Softly under her breath, even while listening with all her soul to the music, Betty repeated the Camp Fire Law.
"Seek Beauty?" Could she find it, having lost her own? Then she remembered that the beauty which the Camp Fire taught was not only a physical beauty, but the greater kind which is of the spirit as well as of the flesh.
"Give Service?" Well, perhaps some day in ways she could not now imagine, she might be able to return a small measure of the service that her friends had been so generously bestowing upon her.
"Pursue Knowledge, Be Trustworthy." No misfortune need separate a girl from these ideals.
"Hold on to Health." This might mean a harder fight than she had ever yet had to make before, but Betty felt a new courage faintly struggling within her.
"Glorify Work." That was not an impossible demand of her as a Torch Bearer among her group of Camp Fire girls. It was the last of the seven points of their great law that she dreaded to face at this moment, here in the darkness alone.

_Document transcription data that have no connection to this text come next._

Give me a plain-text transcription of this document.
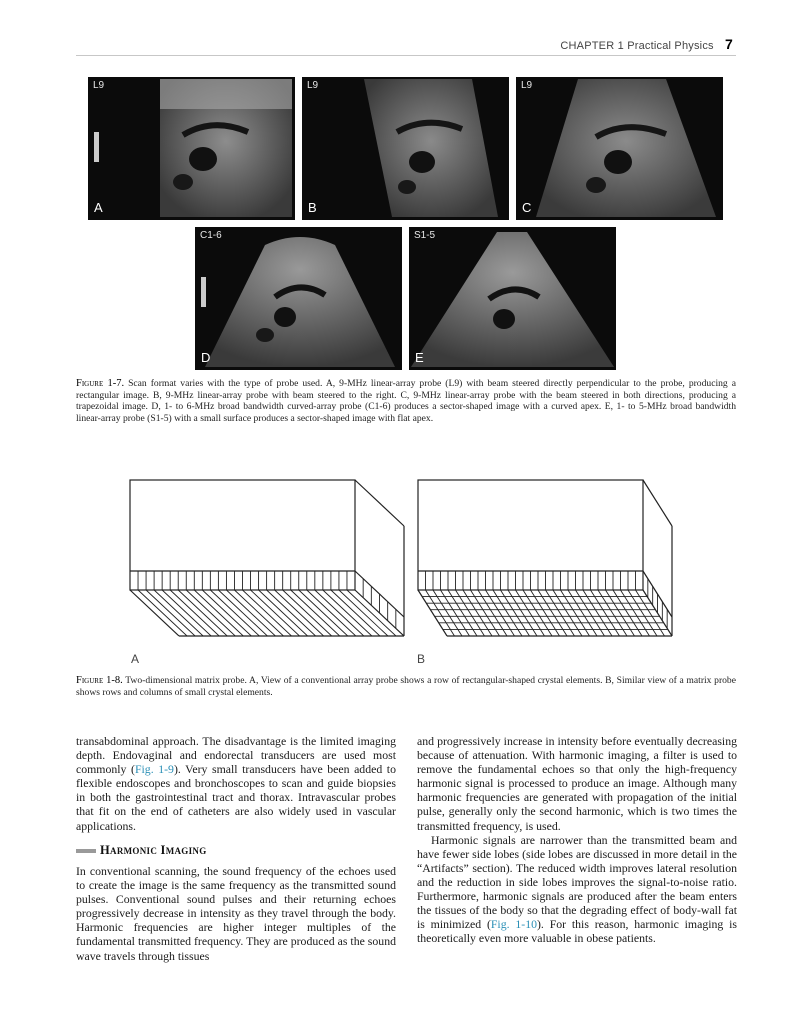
CHAPTER 1 Practical Physics 7
L9
A
L9
B
L9
C
C1-6
D
S1-5
E
Figure 1-7. Scan format varies with the type of probe used. A, 9-MHz linear-array probe (L9) with beam steered directly perpendicular to the probe, producing a rectangular image. B, 9-MHz linear-array probe with beam steered to the right. C, 9-MHz linear-array probe with the beam steered in both directions, producing a trapezoidal image. D, 1- to 6-MHz broad bandwidth curved-array probe (C1-6) produces a sector-shaped image with a curved apex. E, 1- to 5-MHz broad bandwidth linear-array probe (S1-5) with a small surface produces a sector-shaped image with flat apex.
A	B
Figure 1-8. Two-dimensional matrix probe. A, View of a conventional array probe shows a row of rectangular-shaped crystal elements. B, Similar view of a matrix probe shows rows and columns of small crystal elements.

transabdominal approach. The disadvantage is the limited imaging depth. Endovaginal and endorectal transducers are used most commonly (Fig. 1-9). Very small transducers have been added to flexible endoscopes and bronchoscopes to scan and guide biopsies in both the gastrointestinal tract and thorax. Intravascular probes that fit on the end of catheters are also widely used in vascular applications.

Harmonic Imaging

In conventional scanning, the sound frequency of the echoes used to create the image is the same frequency as the transmitted sound pulses. Conventional sound pulses and their returning echoes progressively decrease in intensity as they travel through the body. Harmonic frequencies are higher integer multiples of the fundamental transmitted frequency. They are produced as the sound wave travels through tissues

and progressively increase in intensity before eventually decreasing because of attenuation. With harmonic imaging, a filter is used to remove the fundamental echoes so that only the high-frequency harmonic signal is processed to produce an image. Although many harmonic frequencies are generated with propagation of the initial pulse, generally only the second harmonic, which is two times the transmitted frequency, is used.

Harmonic signals are narrower than the transmitted beam and have fewer side lobes (side lobes are discussed in more detail in the “Artifacts” section). The reduced width improves lateral resolution and the reduction in side lobes improves the signal-to-noise ratio. Furthermore, harmonic signals are produced after the beam enters the tissues of the body so that the degrading effect of body-wall fat is minimized (Fig. 1-10). For this reason, harmonic imaging is theoretically even more valuable in obese patients.
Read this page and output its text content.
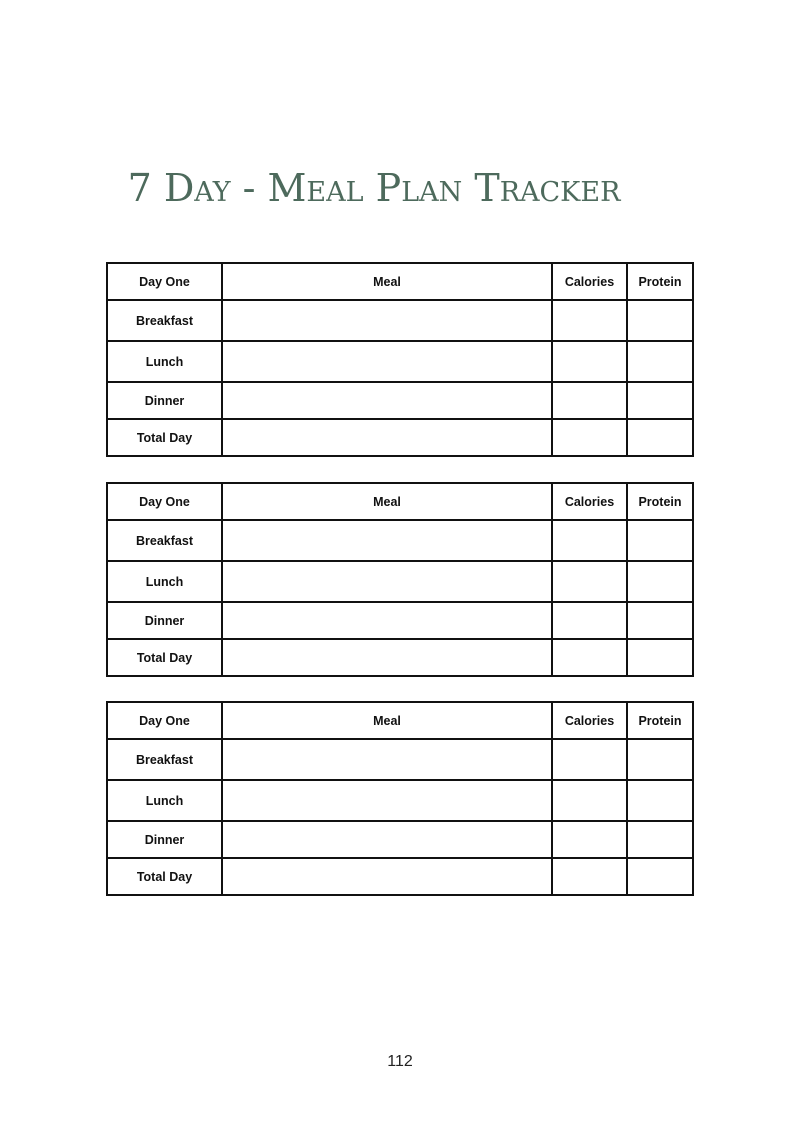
7 Day - Meal Plan Tracker
Day One	Meal	Calories	Protein
Breakfast			
Lunch			
Dinner			
Total Day			
Day One	Meal	Calories	Protein
Breakfast			
Lunch			
Dinner			
Total Day			
Day One	Meal	Calories	Protein
Breakfast			
Lunch			
Dinner			
Total Day			
112
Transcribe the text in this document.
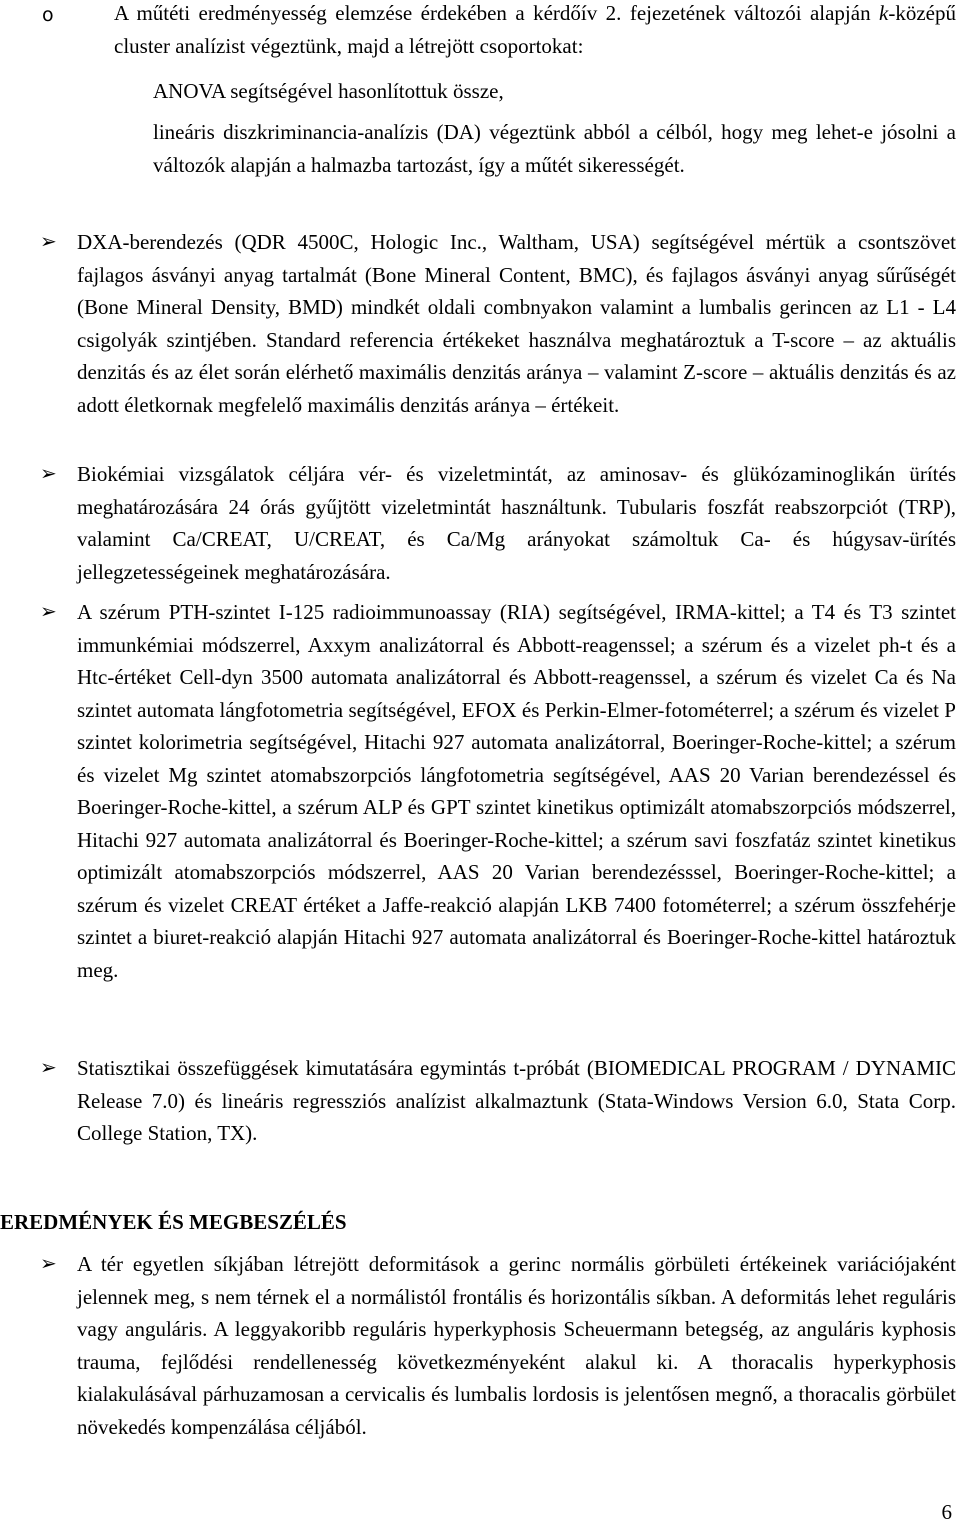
o	A műtéti eredményesség elemzése érdekében a kérdőív 2. fejezetének változói alapján k-középű cluster analízist végeztünk, majd a létrejött csoportokat:

ANOVA segítségével hasonlítottuk össze,
lineáris diszkriminancia-analízis (DA) végeztünk abból a célból, hogy meg lehet-e jósolni a változók alapján a halmazba tartozást, így a műtét sikerességét.
➢ DXA-berendezés (QDR 4500C, Hologic Inc., Waltham, USA) segítségével mértük a csontszövet fajlagos ásványi anyag tartalmát (Bone Mineral Content, BMC), és fajlagos ásványi anyag sűrűségét (Bone Mineral Density, BMD) mindkét oldali combnyakon valamint a lumbalis gerincen az L1 - L4 csigolyák szintjében. Standard referencia értékeket használva meghatároztuk a T-score – az aktuális denzitás és az élet során elérhető maximális denzitás aránya – valamint Z-score – aktuális denzitás és az adott életkornak megfelelő maximális denzitás aránya – értékeit.

➢ Biokémiai vizsgálatok céljára vér- és vizeletmintát, az aminosav- és glükózaminoglikán ürítés meghatározására 24 órás gyűjtött vizeletmintát használtunk. Tubularis foszfát reabszorpciót (TRP), valamint Ca/CREAT, U/CREAT, és Ca/Mg arányokat számoltuk Ca- és húgysav-ürítés jellegzetességeinek meghatározására.

➢ A szérum PTH-szintet I-125 radioimmunoassay (RIA) segítségével, IRMA-kittel; a T4 és T3 szintet immunkémiai módszerrel, Axxym analizátorral és Abbott-reagenssel; a szérum és a vizelet ph-t és a Htc-értéket Cell-dyn 3500 automata analizátorral és Abbott-reagenssel, a szérum és vizelet Ca és Na szintet automata lángfotometria segítségével, EFOX és Perkin-Elmer-fotométerrel; a szérum és vizelet P szintet kolorimetria segítségével, Hitachi 927 automata analizátorral, Boeringer-Roche-kittel; a szérum és vizelet Mg szintet atomabszorpciós lángfotometria segítségével, AAS 20 Varian berendezéssel és Boeringer-Roche-kittel, a szérum ALP és GPT szintet kinetikus optimizált atomabszorpciós módszerrel, Hitachi 927 automata analizátorral és Boeringer-Roche-kittel; a szérum savi foszfatáz szintet kinetikus optimizált atomabszorpciós módszerrel, AAS 20 Varian berendezésssel, Boeringer-Roche-kittel; a szérum és vizelet CREAT értéket a Jaffe-reakció alapján LKB 7400 fotométerrel; a szérum összfehérje szintet a biuret-reakció alapján Hitachi 927 automata analizátorral és Boeringer-Roche-kittel határoztuk meg.

➢ Statisztikai összefüggések kimutatására egymintás t-próbát (BIOMEDICAL PROGRAM / DYNAMIC Release 7.0) és lineáris regressziós analízist alkalmaztunk (Stata-Windows Version 6.0, Stata Corp. College Station, TX).

EREDMÉNYEK ÉS MEGBESZÉLÉS
➢ A tér egyetlen síkjában létrejött deformitások a gerinc normális görbületi értékeinek variációjaként jelennek meg, s nem térnek el a normálistól frontális és horizontális síkban. A deformitás lehet reguláris vagy anguláris. A leggyakoribb reguláris hyperkyphosis Scheuermann betegség, az anguláris kyphosis trauma, fejlődési rendellenesség következményeként alakul ki. A thoracalis hyperkyphosis kialakulásával párhuzamosan a cervicalis és lumbalis lordosis is jelentősen megnő, a thoracalis görbület növekedés kompenzálása céljából.

6
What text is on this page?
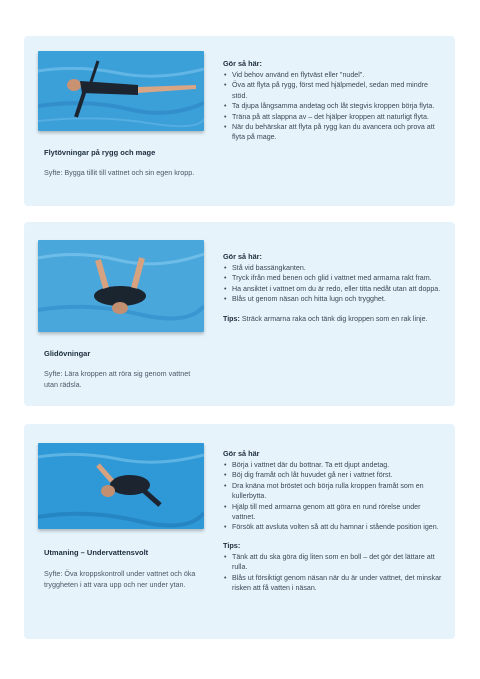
Flytövningar på rygg och mage
Syfte: Bygga tillit till vattnet och sin egen kropp.
Gör så här:
• Vid behov använd en flytväst eller "nudel".
• Öva att flyta på rygg, först med hjälpmedel, sedan med mindre stöd.
• Ta djupa långsamma andetag och låt stegvis kroppen börja flyta.
• Träna på att slappna av – det hjälper kroppen att naturligt flyta.
• När du behärskar att flyta på rygg kan du avancera och prova att flyta på mage.
Glidövningar
Syfte: Lära kroppen att röra sig genom vattnet utan rädsla.
Gör så här:
• Stå vid bassängkanten.
• Tryck ifrån med benen och glid i vattnet med armarna rakt fram.
• Ha ansiktet i vattnet om du är redo, eller titta nedåt utan att doppa.
• Blås ut genom näsan och hitta lugn och trygghet.
Tips: Sträck armarna raka och tänk dig kroppen som en rak linje.
Utmaning – Undervattensvolt
Syfte: Öva kroppskontroll under vattnet och öka tryggheten i att vara upp och ner under ytan.
Gör så här
• Börja i vattnet där du bottnar. Ta ett djupt andetag.
• Böj dig framåt och låt huvudet gå ner i vattnet först.
• Dra knäna mot bröstet och börja rulla kroppen framåt som en kullerbytta.
• Hjälp till med armarna genom att göra en rund rörelse under vattnet.
• Försök att avsluta volten så att du hamnar i stående position igen.
Tips:
• Tänk att du ska göra dig liten som en boll – det gör det lättare att rulla.
• Blås ut försiktigt genom näsan när du är under vattnet, det minskar risken att få vatten i näsan.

"Be Happy." Could she ever again be happy even for a day or an hour? And yet the law said: "If we have pain, to hide it, if others have sorrow, be quick to relieve it."
But what the rest of the law read she could not now recall. For Herr Crippen was beginning to play one of the most exquisite pieces of music that can ever be rendered on the violin, Schubert's Serenade.
"Last night the nightingale woke me, Last night when all was still It sang in the golden moonlight"
Betty wondered why the music should sound so strangely far away, as though she were dreaming and it were coming to her somewhere out of the land of dreams.
Another moment and Betty was sound asleep. Nevertheless the Professor, with his eyes still upon her, played softly on, played until Mrs. Ashton noiselessly entered the room.
Then he ceased and the man and woman, standing one on either side of Betty's bed, looked at each other with expressions it would be difficult to translate. For each face held a certain amount of pleading and of defiance.
"She is like her mother; _nicht wahr_?" the Professor murmured, and then withdrew.
Afterwards for several moments Mrs. Ashton's eyes never ceased regarding the curls of Betty's red brown hair, that lay outside on her pillow. Her long braids had been cut off and latterly she had been wearing a little blue silk cap, which had now slipped off on account of her restlessness.
Mrs. Ashton, glancing in a mirror at her own faded flaxen hair, sighed. Then, seating herself in a chair near by she waited in absolute patience and quietness, until suddenly from a movement upon the bed she guessed that Betty was waking.
And actually her child's lips were smiling upon her not only bravely but cheerfully, as though her sleep had brought both comfort and faith.
"Sit close by me, mother," Betty said, "and don't let any one else come in for a long time. You know I have been trying to get you to tell me the history of this old room for ages and now this is such a splendid comfy chance. I am just exactly in the mood for hearing a long, thrilling story."